Averil Bones

Averil.Bones@aph.gov.au

Averil Bones lives in Australia and works as an environmental adviser and lobbyist. Her poetry, fiction and journalism have appeared in a wide range of magazines, ezines, journals and anthologies, and she counts nature and love as her two great sources of poetic inspiration.

STITCHES I

I didn't think I'd sleep much

teetering, as I was, on a
canyon's cosy shrapnel edge.

First time in your bed, I was scared.
A single touch would have sunk me,
sent me tumbling down
precipitous battering slopes.

I hated to think that by morning
you might have seen me rolled,
bruised and dusty, and there'd go
my heart again, swallowed by the earth.

STITCHES II

I woke (still balanced on an edge),
at least as much as a day-dreamer
sleepless through the dark can do,
and the warm sun fell like lovely honey
through the open door
as you rode out into the day.

I threw down the covers of the bed.
The crevice was quite plain in the morning light.

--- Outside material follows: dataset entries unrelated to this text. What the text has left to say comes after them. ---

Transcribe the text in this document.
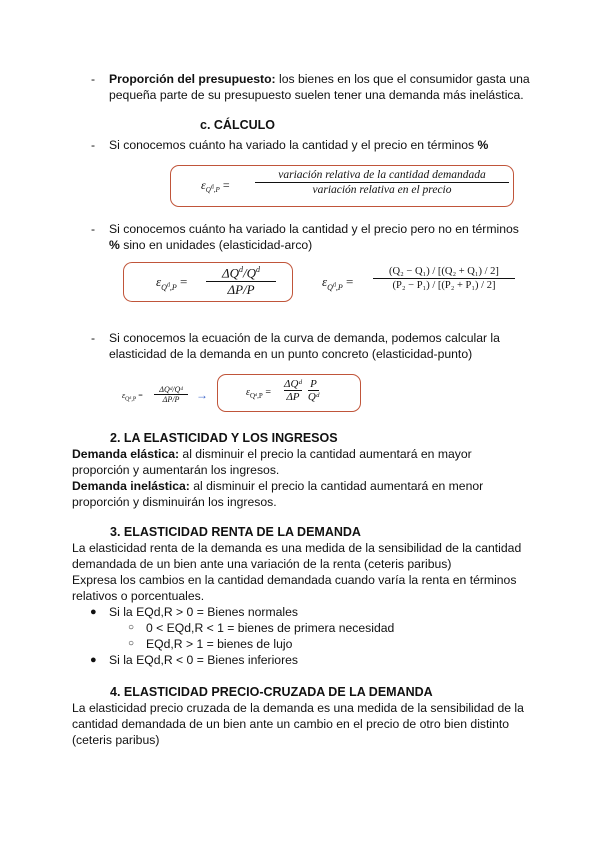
-	Proporción del presupuesto: los bienes en los que el consumidor gasta una
pequeña parte de su presupuesto suelen tener una demanda más inelástica.
c. CÁLCULO
-	Si conocemos cuánto ha variado la cantidad y el precio en términos %
$\varepsilon_{Q^d,P}$ =
variación relativa de la cantidad demandada
variación relativa en el precio
-	Si conocemos cuánto ha variado la cantidad y el precio pero no en términos
% sino en unidades (elasticidad-arco)
$\varepsilon_{Q^d,P}$ =
$\Delta Q^d/Q^d$
ΔP/P
$\varepsilon_{Q^d,P} = \frac{\text{(Q₂ − Q₁) / [(Q₂ + Q₁) / 2]}}{\text{(P₂ − P₁) / [(P₂ + P₁) / 2]}}$
-	Si conocemos la ecuación de la curva de demanda, podemos calcular la
elasticidad de la demanda en un punto concreto (elasticidad-punto)
$\varepsilon_{Qᵈ,P}$ =
ΔQᵈ/Qᵈ
ΔP/P	→	$\varepsilon_{Qᵈ,P}$ =
ΔQᵈ
ΔP
P
Qᵈ
2. LA ELASTICIDAD Y LOS INGRESOS
Demanda elástica: al disminuir el precio la cantidad aumentará en mayor
proporción y aumentarán los ingresos.
Demanda inelástica: al disminuir el precio la cantidad aumentará en menor
proporción y disminuirán los ingresos.
3. ELASTICIDAD RENTA DE LA DEMANDA
La elasticidad renta de la demanda es una medida de la sensibilidad de la cantidad
demandada de un bien ante una variación de la renta (ceteris paribus)
Expresa los cambios en la cantidad demandada cuando varía la renta en términos
relativos o porcentuales.
● Si la EQd,R > 0 = Bienes normales
○ 0 < EQd,R < 1 = bienes de primera necesidad
○ EQd,R > 1 = bienes de lujo
● Si la EQd,R < 0 = Bienes inferiores
4. ELASTICIDAD PRECIO-CRUZADA DE LA DEMANDA
La elasticidad precio cruzada de la demanda es una medida de la sensibilidad de la
cantidad demandada de un bien ante un cambio en el precio de otro bien distinto
(ceteris paribus)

Threading my bone needle with
strings of limpid courage,
I pulled the ragged edges of the blue sky
sheets together, dizzy with the depth
of the fall below me.

My first stitch snapped.
My thread was not enough.

STITCHES III

I gathered the faces of those
who had fallen from your walls,
melted them with water in a pot,
and spun a hot toffee mix that
hardened the string.

The smell was butter burning
after knot and stitch, but it seemed
it might just do the trick.

Knot and stitch, knot and stitch, and
the tussle of a tangle to hold me back.

I am from a fishing family,
wholly patient, sometimes to a fault.

Knot and stitch, stitch and knot,
sealing up the last gusty gap.
The mattress bulged and bucked
so I tested it first with your cat.
It held, but the cat ran away.

STITCHES IV

The honey sun dried my hair quickly,
and I ate naked in the empty flat.

The bed was still, calm, whole.
I tested its pillows, got trapped in the
sticky mess of morning sleep, woke
to buck and moan on the canyon
stitched into fabric. Yes, it was enough.